Hands Off My Copyright – Lynne Garner
As I type people are going to the polls to place an X in their chosen box. I’ll admit this time around I really don’t know who to vote for. I’ve always voted Green but this year they’ve proved once again (well to me at least) that politicians really don’t have a clue what they’re doing. The reason I’m uncertain is the Green’s attack on my copyright.
I’ll allow The Bookseller to explain (to read the entire piece click here):
"The UK copyright term is currently set at the life of the author plus 70 years, but in the "Intellectual Property" section of a policy statement the Green Party says it wants to “expand the area of cultural activity……. The EC1010 proposals would not only reduce copyright terms (to 14 years) but also legalise peer-to-peer copying where it is not done as a business….."

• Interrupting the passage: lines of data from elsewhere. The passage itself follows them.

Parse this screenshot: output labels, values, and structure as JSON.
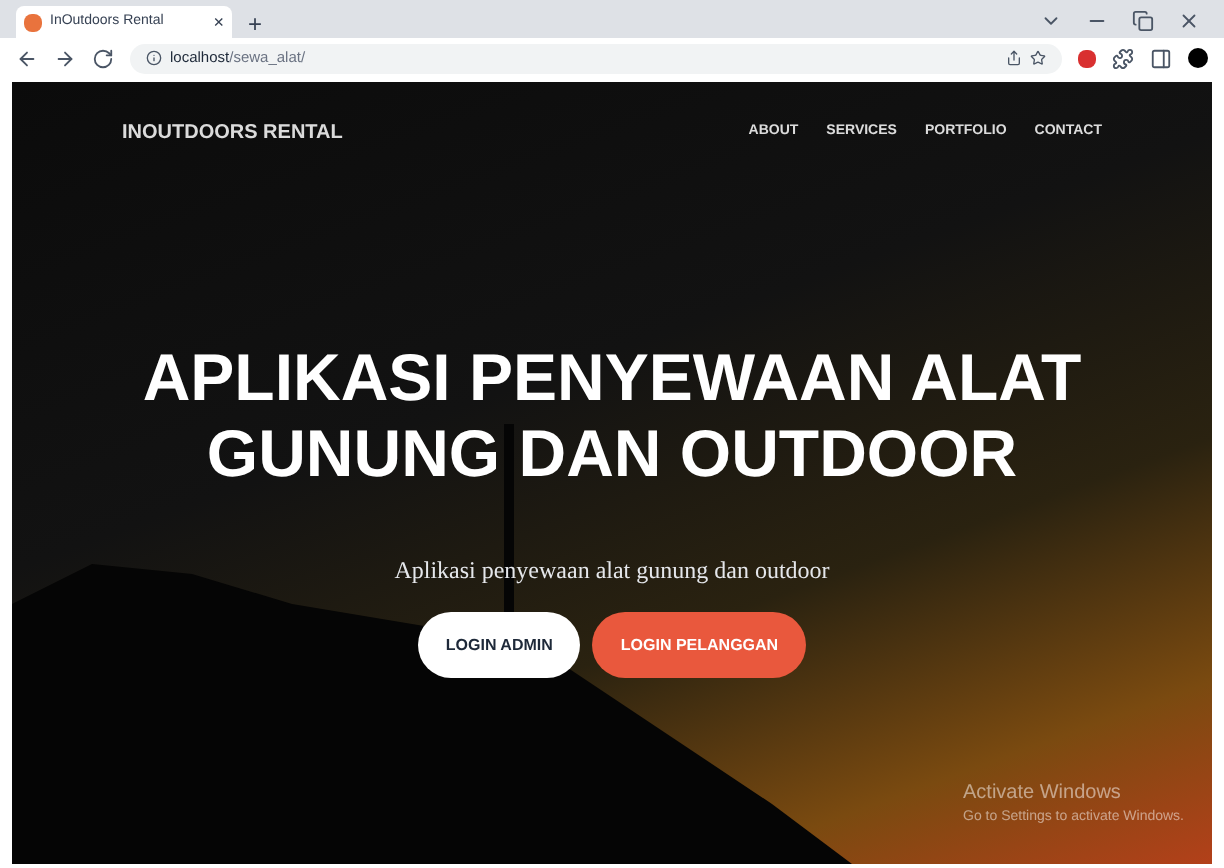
{
  "browser": {
    "tab_title": "InOutdoors Rental",
    "tab_close": "×",
    "new_tab": "+",
    "url_host": "localhost",
    "url_path": "/sewa_alat/"
  },
  "navbar": {
    "brand": "INOUTDOORS RENTAL",
    "links": [
      "ABOUT",
      "SERVICES",
      "PORTFOLIO",
      "CONTACT"
    ]
  },
  "hero": {
    "title_lines": [
      "APLIKASI PENYEWAAN ALAT",
      "GUNUNG DAN OUTDOOR"
    ],
    "subtitle": "Aplikasi penyewaan alat gunung dan outdoor",
    "buttons": [
      {
        "label": "LOGIN ADMIN",
        "kind": "light"
      },
      {
        "label": "LOGIN PELANGGAN",
        "kind": "accent"
      }
    ]
  },
  "os_notice": {
    "title": "Activate Windows",
    "text": "Go to Settings to activate Windows."
  }
}
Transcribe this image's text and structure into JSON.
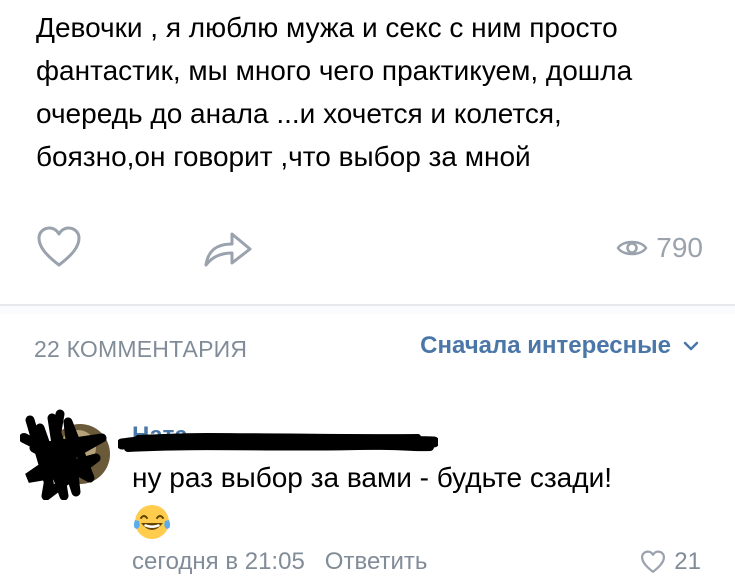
{
  "post": {
    "text": "Девочки , я люблю мужа и секс с ним просто\nфантастик, мы много чего практикуем, дошла\nочередь  до анала ...и хочется и колется,\nбоязно,он говорит ,что выбор за мной"
  },
  "actions": {
    "like_icon": "heart-outline-icon",
    "share_icon": "share-arrow-icon",
    "views_icon": "eye-icon",
    "views_count": "790"
  },
  "comments": {
    "count_label": "22 КОММЕНТАРИЯ",
    "sort_label": "Сначала интересные",
    "sort_icon": "chevron-down-icon",
    "items": [
      {
        "author": "Ната",
        "text": "ну раз выбор за вами - будьте сзади!",
        "emoji": "😂",
        "time": "сегодня в 21:05",
        "reply_label": "Ответить",
        "likes": "21"
      }
    ]
  },
  "colors": {
    "link": "#4a76a8",
    "secondary": "#818c99",
    "icon": "#99a2ad"
  }
}
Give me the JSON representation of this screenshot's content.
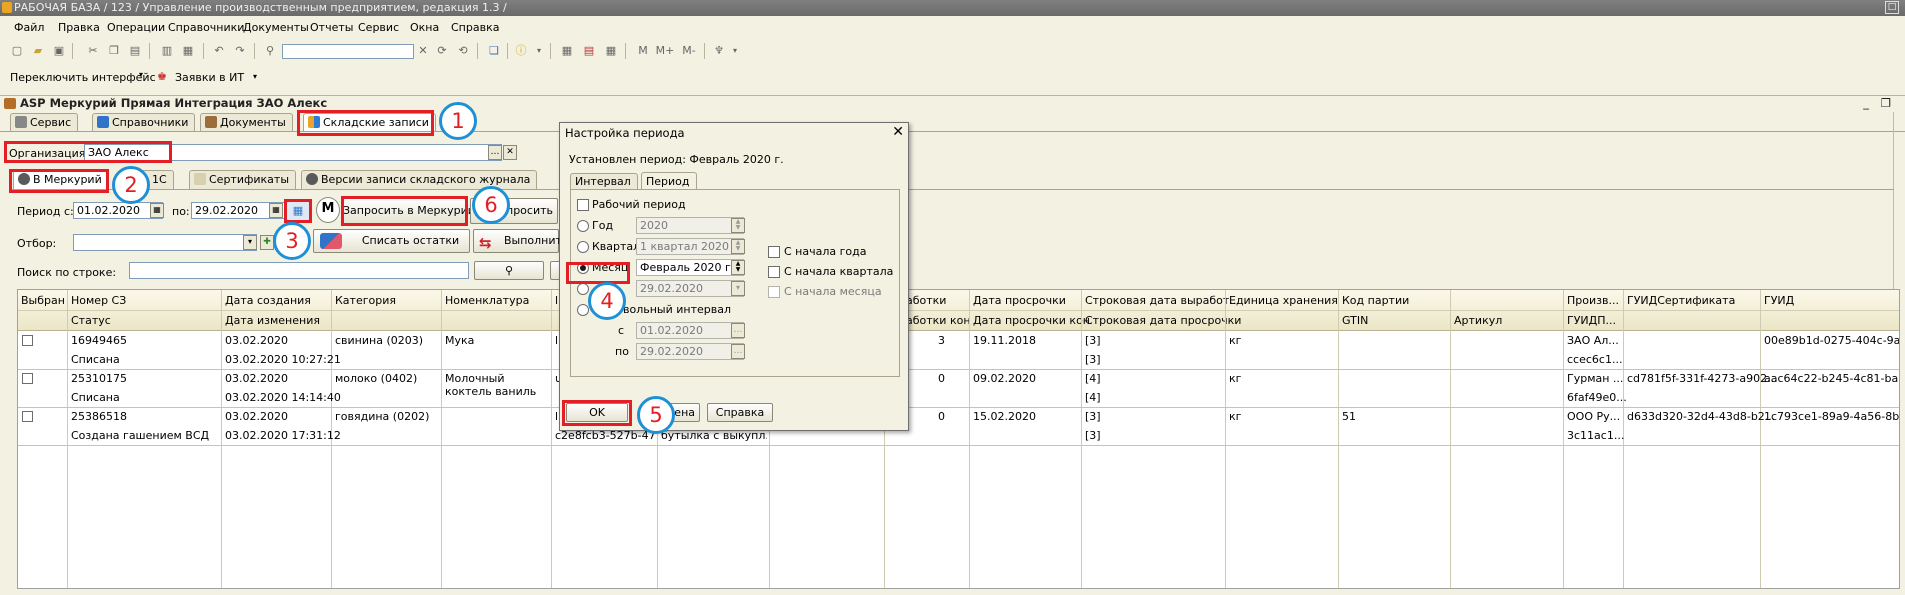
{
  "window": {
    "title": "РАБОЧАЯ БАЗА / 123 / Управление производственным предприятием, редакция 1.3 /"
  },
  "menu": [
    "Файл",
    "Правка",
    "Операции",
    "Справочники",
    "Документы",
    "Отчеты",
    "Сервис",
    "Окна",
    "Справка"
  ],
  "toolbar2": {
    "switch_interface": "Переключить интерфейс",
    "it_requests": "Заявки в ИТ"
  },
  "form": {
    "title": "ASP Меркурий Прямая Интеграция ЗАО Алекс",
    "tabs": [
      "Сервис",
      "Справочники",
      "Документы",
      "Складские записи"
    ],
    "org_label": "Организация:",
    "org_value": "ЗАО Алекс",
    "subtabs": [
      "В Меркурий",
      "в 1С",
      "Сертификаты",
      "Версии записи складского журнала"
    ],
    "period_from_label": "Период с:",
    "period_from": "01.02.2020",
    "period_to_label": "по:",
    "period_to": "29.02.2020",
    "request_btn": "Запросить в Меркурий",
    "request_btn2": "Запросить",
    "filter_label": "Отбор:",
    "writeoff_btn": "Списать остатки",
    "execute_btn": "Выполнить",
    "search_label": "Поиск по строке:"
  },
  "table": {
    "headers_top": [
      "Выбран",
      "Номер СЗ",
      "Дата создания",
      "Категория",
      "Номенклатура",
      "",
      "",
      "",
      "аботки",
      "Дата просрочки",
      "Строковая дата выработ...",
      "Единица хранения",
      "Код партии",
      "",
      "Произв...",
      "ГУИДСертификата",
      "ГУИД"
    ],
    "headers_bottom": [
      "",
      "Статус",
      "Дата изменения",
      "",
      "",
      "",
      "",
      "",
      "аботки кон",
      "Дата просрочки кон",
      "Строковая дата просрочки",
      "",
      "GTIN",
      "Артикул",
      "ГУИДП...",
      "",
      ""
    ],
    "rows": [
      {
        "num": "16949465",
        "status": "Списана",
        "created": "03.02.2020",
        "changed": "03.02.2020 10:27:21",
        "category": "свинина (0203)",
        "nomen": "Мука",
        "c6": "",
        "c7": "",
        "c8a": "3",
        "c8b": "",
        "exp": "19.11.2018",
        "str1": "[3]",
        "str2": "[3]",
        "unit": "кг",
        "lot": "",
        "prod": "ЗАО Ал...",
        "prod2": "ccec6c1...",
        "guidcert": "",
        "guid": "00e89b1d-0275-404c-9af..."
      },
      {
        "num": "25310175",
        "status": "Списана",
        "created": "03.02.2020",
        "changed": "03.02.2020 14:14:40",
        "category": "молоко (0402)",
        "nomen": "Молочный коктель ваниль",
        "c6": "",
        "c7": "",
        "c8a": "0",
        "c8b": "",
        "exp": "09.02.2020",
        "str1": "[4]",
        "str2": "[4]",
        "unit": "кг",
        "lot": "",
        "prod": "Гурман ...",
        "prod2": "6faf49e0...",
        "guidcert": "cd781f5f-331f-4273-a902...",
        "guid": "aac64c22-b245-4c81-ba..."
      },
      {
        "num": "25386518",
        "status": "Создана гашением ВСД",
        "created": "03.02.2020",
        "changed": "03.02.2020 17:31:12",
        "category": "говядина (0202)",
        "nomen": "",
        "c6": "",
        "c6b": "c2e8fcb3-527b-47...",
        "c7": "",
        "c7b": "бутылка с выкупл...",
        "c8a": "0",
        "c8b": "",
        "exp": "15.02.2020",
        "str1": "[3]",
        "str2": "[3]",
        "unit": "кг",
        "lot": "51",
        "prod": "ООО Ру...",
        "prod2": "3c11ac1...",
        "guidcert": "d633d320-32d4-43d8-b2...",
        "guid": "1c793ce1-89a9-4a56-8b..."
      }
    ]
  },
  "dialog": {
    "title": "Настройка периода",
    "current": "Установлен период: Февраль 2020 г.",
    "tabs": [
      "Интервал",
      "Период"
    ],
    "working_period": "Рабочий период",
    "year_label": "Год",
    "year_value": "2020",
    "quarter_label": "Квартал",
    "quarter_value": "1 квартал 2020 г.",
    "month_label": "Месяц",
    "month_value": "Февраль 2020 г.",
    "day_value": "29.02.2020",
    "arbitrary_label": "Произвольный интервал",
    "arbitrary_visible": "вольный интервал",
    "from_label": "с",
    "from_value": "01.02.2020",
    "to_label": "по",
    "to_value": "29.02.2020",
    "from_year_start": "С начала года",
    "from_quarter_start": "С начала квартала",
    "from_month_start": "С начала месяца",
    "ok": "OK",
    "cancel": "Отмена",
    "cancel_visible": "ена",
    "help": "Справка"
  },
  "markers": [
    "1",
    "2",
    "3",
    "4",
    "5",
    "6"
  ],
  "colors": {
    "highlight": "#e31e24",
    "marker_ring": "#1e90d6",
    "background": "#f3f1e1"
  }
}
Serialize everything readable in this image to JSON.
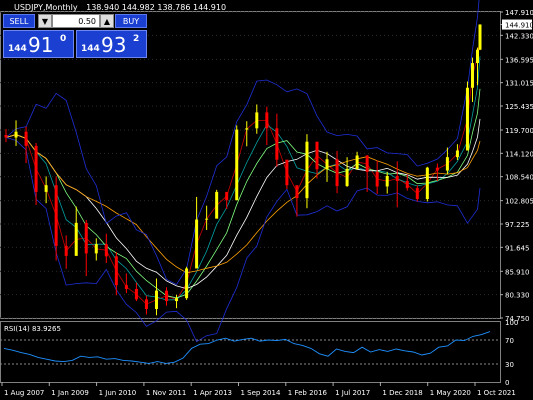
{
  "header": {
    "symbol": "USDJPY,Monthly",
    "ohlc": "138.940 144.982 138.786 144.910"
  },
  "trade_panel": {
    "sell_label": "SELL",
    "buy_label": "BUY",
    "lot": "0.50",
    "down_symbol": "▼",
    "up_symbol": "▲",
    "bid_small": "144",
    "bid_big": "91",
    "bid_sup": "0",
    "ask_small": "144",
    "ask_big": "93",
    "ask_sup": "2",
    "button_color": "#1a3fd1"
  },
  "colors": {
    "background": "#000000",
    "grid": "#2a2a2a",
    "bull_candle": "#ffff00",
    "bear_candle": "#ff0000",
    "bollinger": "#1f2fd8",
    "rsi_line": "#1e90ff",
    "current_price_box": "#ffffff",
    "ma_colors": [
      "#c80000",
      "#00a0a0",
      "#80ff80",
      "#ffffff",
      "#ffa000"
    ]
  },
  "chart_data": [
    {
      "type": "candlestick",
      "title": "USDJPY,Monthly",
      "current_price": 144.91,
      "price_axis_labels": [
        "147.910",
        "144.910",
        "142.330",
        "136.595",
        "131.015",
        "125.435",
        "119.700",
        "114.120",
        "108.540",
        "102.805",
        "97.225",
        "91.645",
        "85.910",
        "80.330",
        "74.750"
      ],
      "ylim": [
        74.75,
        147.91
      ],
      "date_axis_labels": [
        "1 Aug 2007",
        "1 Jan 2009",
        "1 Jun 2010",
        "1 Nov 2011",
        "1 Apr 2013",
        "1 Sep 2014",
        "1 Feb 2016",
        "1 Jul 2017",
        "1 Dec 2018",
        "1 May 2020",
        "1 Oct 2021"
      ],
      "x_start": "2006-12",
      "x_end": "2022-09",
      "bars": [
        [
          "2006-12",
          118.5,
          119.9,
          116.8,
          117.9
        ],
        [
          "2007-04",
          117.9,
          122.0,
          115.9,
          119.3
        ],
        [
          "2007-08",
          119.3,
          120.5,
          111.8,
          115.9
        ],
        [
          "2007-12",
          115.9,
          116.6,
          101.8,
          104.9
        ],
        [
          "2008-04",
          104.9,
          108.6,
          102.2,
          106.5
        ],
        [
          "2008-08",
          106.5,
          108.6,
          88.5,
          92.0
        ],
        [
          "2008-12",
          92.0,
          94.5,
          86.5,
          89.6
        ],
        [
          "2009-04",
          89.6,
          101.4,
          93.0,
          97.5
        ],
        [
          "2009-08",
          97.5,
          98.2,
          84.8,
          90.2
        ],
        [
          "2009-12",
          90.2,
          93.8,
          88.5,
          92.4
        ],
        [
          "2010-04",
          92.4,
          94.9,
          87.9,
          89.5
        ],
        [
          "2010-08",
          89.5,
          90.5,
          80.2,
          82.6
        ],
        [
          "2010-12",
          82.6,
          85.4,
          80.7,
          81.7
        ],
        [
          "2011-04",
          81.7,
          83.2,
          78.8,
          79.2
        ],
        [
          "2011-08",
          79.2,
          80.1,
          75.6,
          76.9
        ],
        [
          "2011-12",
          76.9,
          84.2,
          75.4,
          81.3
        ],
        [
          "2012-04",
          81.3,
          82.1,
          77.7,
          78.8
        ],
        [
          "2012-08",
          78.8,
          80.3,
          77.1,
          79.5
        ],
        [
          "2012-12",
          79.5,
          87.0,
          79.1,
          86.6
        ],
        [
          "2013-04",
          86.6,
          103.7,
          92.5,
          98.3
        ],
        [
          "2013-08",
          98.3,
          101.6,
          95.8,
          98.5
        ],
        [
          "2013-12",
          98.5,
          105.4,
          100.7,
          104.9
        ],
        [
          "2014-04",
          104.9,
          104.2,
          100.8,
          102.9
        ],
        [
          "2014-08",
          102.9,
          120.8,
          104.2,
          119.8
        ],
        [
          "2014-12",
          119.8,
          121.8,
          115.8,
          120.1
        ],
        [
          "2015-04",
          120.1,
          125.8,
          118.8,
          123.9
        ],
        [
          "2015-08",
          123.9,
          125.3,
          116.1,
          120.1
        ],
        [
          "2015-12",
          120.1,
          123.6,
          110.9,
          112.6
        ],
        [
          "2016-04",
          112.6,
          111.9,
          105.6,
          106.5
        ],
        [
          "2016-08",
          106.5,
          104.3,
          99.0,
          103.4
        ],
        [
          "2016-12",
          103.4,
          118.7,
          101.0,
          116.9
        ],
        [
          "2017-04",
          116.9,
          114.5,
          108.1,
          110.3
        ],
        [
          "2017-08",
          110.3,
          114.5,
          107.3,
          112.7
        ],
        [
          "2017-12",
          112.7,
          114.7,
          104.6,
          106.3
        ],
        [
          "2018-04",
          106.3,
          113.2,
          106.1,
          110.4
        ],
        [
          "2018-08",
          110.4,
          114.5,
          110.2,
          113.6
        ],
        [
          "2018-12",
          113.6,
          113.7,
          104.9,
          109.7
        ],
        [
          "2019-04",
          109.7,
          112.4,
          104.4,
          106.2
        ],
        [
          "2019-08",
          106.2,
          109.7,
          104.5,
          108.7
        ],
        [
          "2019-12",
          108.7,
          112.2,
          101.2,
          107.5
        ],
        [
          "2020-04",
          107.5,
          109.0,
          105.2,
          105.8
        ],
        [
          "2020-08",
          105.8,
          106.5,
          102.6,
          103.2
        ],
        [
          "2020-12",
          103.2,
          110.9,
          102.6,
          110.7
        ],
        [
          "2021-04",
          110.7,
          111.7,
          107.5,
          110.0
        ],
        [
          "2021-08",
          110.0,
          115.5,
          109.1,
          113.2
        ],
        [
          "2021-12",
          113.2,
          116.3,
          112.5,
          114.8
        ],
        [
          "2022-04",
          114.8,
          131.3,
          121.3,
          129.8
        ],
        [
          "2022-06",
          129.8,
          137.0,
          126.4,
          135.7
        ],
        [
          "2022-08",
          135.7,
          139.4,
          130.4,
          138.9
        ],
        [
          "2022-09",
          138.9,
          144.98,
          138.79,
          144.91
        ]
      ]
    },
    {
      "type": "line",
      "title": "RSI(14) 83.9265",
      "indicator_label": "RSI(14) 83.9265",
      "axis_labels": [
        "100",
        "70",
        "30",
        "0"
      ],
      "ylim": [
        0,
        100
      ],
      "levels": [
        70,
        30
      ],
      "values": [
        56,
        53,
        49,
        46,
        41,
        38,
        35,
        34,
        36,
        43,
        41,
        42,
        38,
        39,
        36,
        35,
        33,
        31,
        34,
        31,
        33,
        40,
        56,
        63,
        64,
        70,
        73,
        68,
        71,
        73,
        68,
        70,
        69,
        71,
        64,
        61,
        56,
        47,
        43,
        55,
        51,
        49,
        58,
        50,
        54,
        51,
        55,
        52,
        50,
        45,
        48,
        58,
        60,
        70,
        69,
        76,
        79,
        84
      ]
    }
  ]
}
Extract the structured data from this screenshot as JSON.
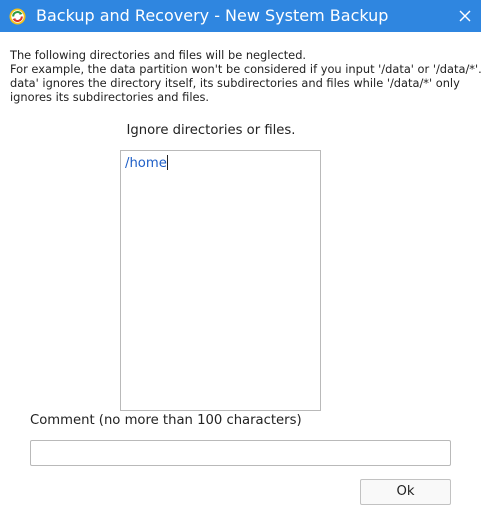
{
  "window": {
    "title": "Backup and Recovery - New System Backup",
    "icon": "backup-app-icon",
    "close_icon": "close-icon",
    "accent_color": "#2f86e0"
  },
  "intro": {
    "lines": [
      "The following directories and files will be neglected.",
      "For example, the data partition won't be considered if you input '/data' or '/data/*'. '/",
      "data' ignores the directory itself, its subdirectories and files while '/data/*' only",
      "ignores its subdirectories and files."
    ]
  },
  "ignore": {
    "label": "Ignore directories or files.",
    "value": "/home",
    "text_color": "#1f5fc7"
  },
  "comment": {
    "label": "Comment (no more than 100 characters)",
    "value": ""
  },
  "buttons": {
    "ok_label": "Ok"
  }
}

Copyright is a big issue and I agree with them that our copyright law, as it stands is no longer fit for purpose (the internet put that spanner in the works). What we need is more protection not less.
I’ll try to explain why I’m so annoyed with this policy.
I’ve been writing professionally since 1997. At that time when writing for magazines I usually sold first serial rights only. This meant I could resell the feature (usually I tweaked to suit the new market I was selling to) and increase my income without much additional time outlay. However today the vast majority of magazines want (no demand) full rights, which means I’m unable to use the piece again to generate additional income.
So what’s the big deal?
Firstly magazines want more (full copyright rather than first serial rights) but are paying the same amount I received in 1997, so in essence I'm working for less than I was 18 years ago.
Secondly because I have to hand over my copyright (I have no choice if I want to continue earning from feature writing) my copyright portfolio is growing at a greatly reduced rate.
So I want to keep hold of my copyright for as long as I can not less, even if it is only so I have something to pass onto my relatives when I’m gone.
This new policy annoyed me so much that I wrote to my Green Party candidate. And all credit to her, even though she was on the campaign trail she bothered to reply to my email:
"The Green Party is fully committed to a total review of the policy. As your MP I can assure you that I would not act on it or support it in Westminster. My sister is a writer and many of my friends work in the creative industries, and I absolutely would not support the policy as it currently stands. I see my role as protecting and supporting the artists, writers and musicians in my constituency, to the best of my abilities."
Sophie Christophy - Green Party
She also included a link, which states the Green Party are now reviewing this policy and intend to invite ‘creatives’ so they can give their opinion – and so they should (just a pity they didn't do that before they added it to their manifesto). I only hope they listen to those who will lose out and give ‘creatives’ like myself more control over the ‘product’ we create rather than less.
P.S. Oh I feel better for that rant!